Hacker News new | ask | show | jobs
by otabdeveloper3 2567 days ago
There's nothing to whistleblow.

Advertising is applied sociology. As such, advertisers want to aggregate large data sets into large segments that are easy to manipulate statistically. (Where the central limit theorem starts working.)

There is no demand for personal data or de-anonymization because that stuff doesn't sell.

The personal data collection is done by Google, Facebook at al not for advertising purposes. They're collecting it because they view it as a resource and a currency in the future de-anonymized world. (Think China's "social capital" except on a larger scale.)

Source: I've worked in the ad industry for over 15 years.

3 comments

> There is no demand for personal data or de-anonymization because that stuff doesn't sell.

Say what?? I’ve also worked in the ad industry and deanonymized personal data is shared and sold routinely. You speak of statistics and large segments but every advertiser I’ve interacted with is either doing individual-level targeting or striving towards it.

To wit, A few weeks ago there was a discussion here about a method by which you could figure out how fast a browser/machine could compute an SHA 512 hash, and that this was being used to fingerprint users even who had cookies, images, JavaScript disabled.
Hence why technical solutions have been and always will be the wrong approach. If you are worried about privacy, then work to make tracking illegal. That's what this article is doing.
Was it just a proof of concept demonstration, or was there evidence that this method is being used in the wild by advertisers?
They stated that they were using it in production for that purpose.
Gotchya, thanks. That seems... kinda wild to me. That method has to be super imprecise, and wastes the resources of everybody involved.
I would like to see more. How can you get their computer to compute the hash? Is it somewhere in the https interaction?
I don't recall the details, but it had something to do with a would-be security feature in the browser that computes the hash of something before following a link.
> every advertiser I’ve interacted with is either doing individual-level targeting or striving towards it.

Only if they're clueless.

For example: Nike really wants a dataset of "people who buy expensive sneakers for fashion purposes".

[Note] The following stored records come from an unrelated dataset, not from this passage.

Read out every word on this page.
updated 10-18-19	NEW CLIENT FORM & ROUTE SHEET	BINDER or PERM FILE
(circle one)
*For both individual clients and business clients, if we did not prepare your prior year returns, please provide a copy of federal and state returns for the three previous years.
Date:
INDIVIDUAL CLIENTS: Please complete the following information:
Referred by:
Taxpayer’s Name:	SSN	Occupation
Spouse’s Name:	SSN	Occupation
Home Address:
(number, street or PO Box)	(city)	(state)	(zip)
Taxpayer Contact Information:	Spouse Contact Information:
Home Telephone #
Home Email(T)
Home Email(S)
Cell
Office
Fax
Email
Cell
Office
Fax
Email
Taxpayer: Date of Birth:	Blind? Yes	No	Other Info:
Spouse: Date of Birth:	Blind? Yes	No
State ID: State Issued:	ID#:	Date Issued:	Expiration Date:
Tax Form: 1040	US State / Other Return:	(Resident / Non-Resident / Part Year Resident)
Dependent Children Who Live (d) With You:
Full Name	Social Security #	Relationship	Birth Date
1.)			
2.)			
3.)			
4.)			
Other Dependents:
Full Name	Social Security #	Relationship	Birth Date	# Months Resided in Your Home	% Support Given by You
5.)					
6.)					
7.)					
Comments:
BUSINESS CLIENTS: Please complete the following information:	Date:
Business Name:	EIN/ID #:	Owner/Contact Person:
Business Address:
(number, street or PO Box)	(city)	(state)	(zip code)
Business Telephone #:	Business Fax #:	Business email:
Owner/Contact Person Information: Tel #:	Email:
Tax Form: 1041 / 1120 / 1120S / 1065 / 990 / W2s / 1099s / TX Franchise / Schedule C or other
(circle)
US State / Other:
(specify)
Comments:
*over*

This dataset is probably hundreds of millions of anonymous people, and not personal data. If there was a way to get this dataset directly, Nike would do that in a heartbeat.

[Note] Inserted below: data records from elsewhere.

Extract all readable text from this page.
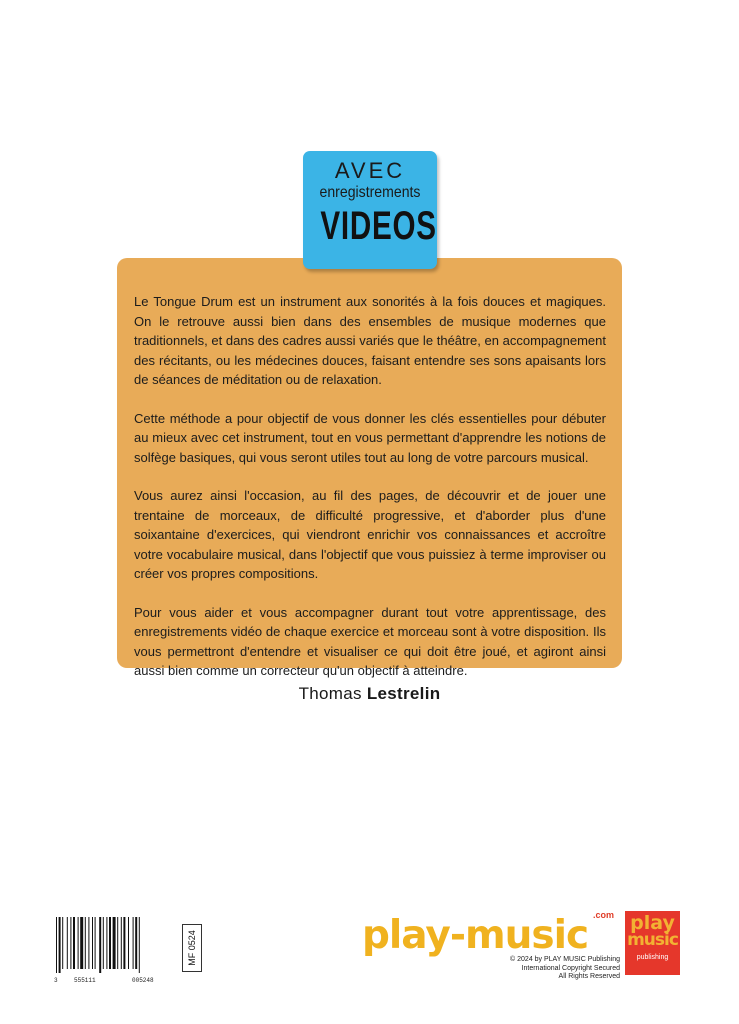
AVEC
enregistrements
VIDEOS

Le Tongue Drum est un instrument aux sonorités à la fois douces et magiques. On le retrouve aussi bien dans des ensembles de musique modernes que traditionnels, et dans des cadres aussi variés que le théâtre, en accompagnement des récitants, ou les médecines douces, faisant entendre ses sons apaisants lors de séances de méditation ou de relaxation.

Cette méthode a pour objectif de vous donner les clés essentielles pour débuter au mieux avec cet instrument, tout en vous permettant d'apprendre les notions de solfège basiques, qui vous seront utiles tout au long de votre parcours musical.

Vous aurez ainsi l'occasion, au fil des pages, de découvrir et de jouer une trentaine de morceaux, de difficulté progressive, et d'aborder plus d'une soixantaine d'exercices, qui viendront enrichir vos connaissances et accroître votre vocabulaire musical, dans l'objectif que vous puissiez à terme improviser ou créer vos propres compositions.

Pour vous aider et vous accompagner durant tout votre apprentissage, des enregistrements vidéo de chaque exercice et morceau sont à votre disposition. Ils vous permettront d'entendre et visualiser ce qui doit être joué, et agiront ainsi aussi bien comme un correcteur qu'un objectif à atteindre.

Thomas Lestrelin
3	555111	005248
MF 0524	play-music .com play
music
publishing
© 2024 by PLAY MUSIC Publishing
International Copyright Secured
All Rights Reserved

Unfortunately, as of 2019 the only way to get something like this today is by, e.g., crossreferencing credit card purchase info with Twitter browsing logs, which leaks a shitload of sensitive private data.

For ad purposes personal data collection is a bug, not a feature.

There are many sites that have quite accurate PII for large fractions of the American population. Think job boards for instance. One approach that I have seen used successfully is simply buying whatever data such companies are willing to sell.

I’m not necessarily talking about demographics, but rather clickstream data, and anything categorical that you can get your hands on. You join that to your CRM and build a model to predict buyers. A really good predictive dataset for marketing purposes is simply a list of time stamps and names of visited domains. With the right feature engineering, that becomes an excellent proxy for demographic data, current buying appetite, and a whole lot more.

At the end of the day, you don’t even necessarily need to know what the data means as long as it’s predictive. And there are plenty of brokers out there who will let you test their data for free with an agreement to pay if you end up using it at scale. All of this revolves on using PII for matching.

I’m sure what you’re saying is true for some marketers, but there are billions being made on PII keyed data.

Are you reading what I'm writing? No?

Let me repeat again. PII is a crutch used for matching, because current matching/segmenting technologies are crude.

Advertisers don't want PII. What they want is target audiences with predictive power, which means data sets where the central limit theorem holds sway. (I.e., thousands and millions of people lumped together.)

If advertisers could get at these segments directly without PII, they'd do it in a second.

I think in some circles the meaning of the term "whistle-blowing" has drifted enough that people use it interchangeably with "reveal."

Given your 15 years of experience, what resources do you recommend to HN so that we can learn more? Can you give us a "life of an advertising bit," eg: A person visits a website on their phone, that information is accompanied by x data on their phone, goes to the initial ad server, this information is compiled against data from sources a,b,c, etc ...

My question to someone from the ad-industry would be if there are known "intersections" between these anonymised data sets ad-tech is using to sell as much as possible, and companies who buy these data-sets to connect them to real identities.

Especially because the web is full of Privacy notices people agree to, and I guess in some of those people actually agree to have their anonymous browsing data connected to their real identities.

"Known"? Probably not.

Like I said, knowing real identities is the last thing on the list of ad tech priorities.

If shadowy entities are collecting "real identities" then it's not for ad purposes.